Maiorchino, come Rafael Nadal. E questa croce, purtroppo, il giovane Jaume, dovrà portarsela dietro ancora a lungo. No, non è il nuovo Rafa (un nuovo Rafa passerà forse tra due/trecento anni), ma è senza dubbio uno dei terraioli più promettenti della prestigiosa scuola spagnola. Ne sa qualcosa a proposito proprio Alexander Zverev, che a Munar si è arreso in quel di Marrakech. Già lo scorso anno al Roland Garros si fece vedere con due partite gagliarde: una vittoria 7-5 al quinto contro Ferrer e poi 3 set di livello – 7-5, 6-4, 6-4 – con Djokovic. Anche lui ha fatto vedere belle cose in Sudamerica – tre quarti di finale a Cordoba, Buenos Aires e Rio – e alla fine è già dentro i primi 60 del mondo.

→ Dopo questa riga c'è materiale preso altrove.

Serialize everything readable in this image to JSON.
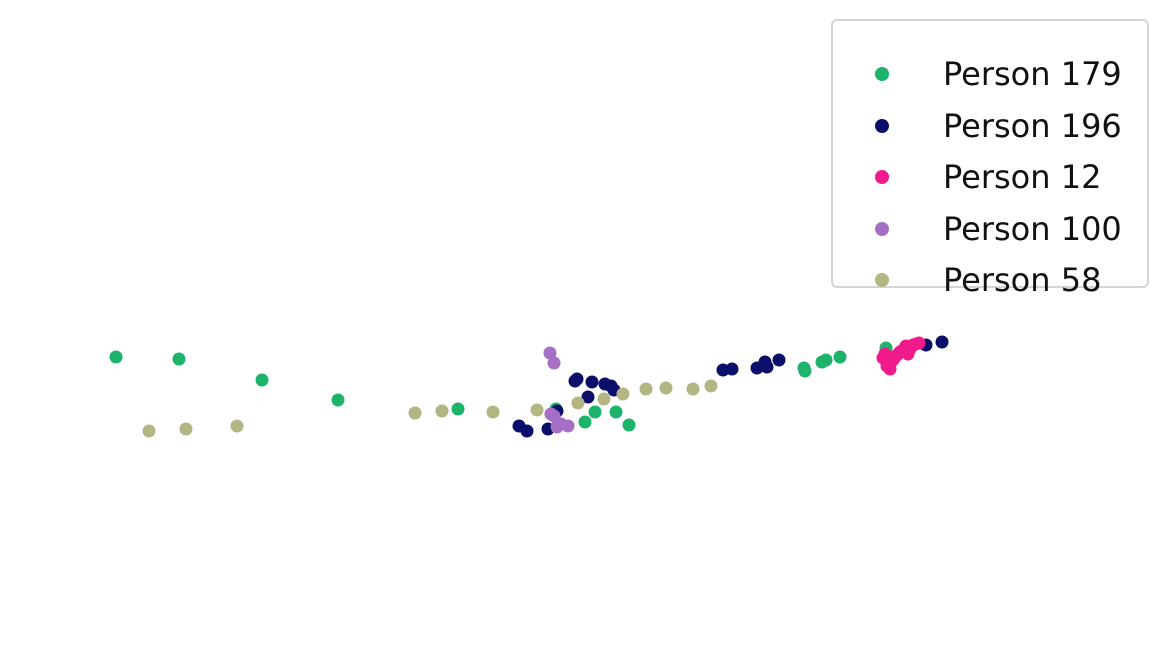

Classe 1997, non è certo un predestinato in stile Zverev o Auger-Aliassime, ma potrebbe essere un profilo interessante su queste superfici. Dategli un occhio. A Monte Carlo, giustamente, gli hanno subito concesso una wild-card. Ma il discorso anche in questo caso è più ampio: fino a luglio potreste sentirne parlare.

L'italiano: Marco Cecchinato

Poche storie, qui c’è un terraiolo coi fiocchi. Il numero di Parigi dello scorso anno è già nei libri di storia del tennis italiano, ma da lì in poi Marco ha giocato altri 4 tornei sul rosso, vincendone due: Umago la scorsa estate, Buenos Aires quest’inverno. L’attesa – e la pressione – è veramente tanta per un tennista che ha fatto fatica fuori da questa superficie, ma il cui gioco e timing sul rosso, nelle giornate buone, è problematico quasi per tutti. Ecco perché Cecchinato è il profilo italiano su cui si concentra la maggior attenzione. Replicare l’exploit dello scorso anno al Roland Garros sarà quasi impossibile, ma qualche buon risultato nei Masters 1000 che precedono Parigi, Cecchinato, ha tutte le carte in regola per ottenerlo.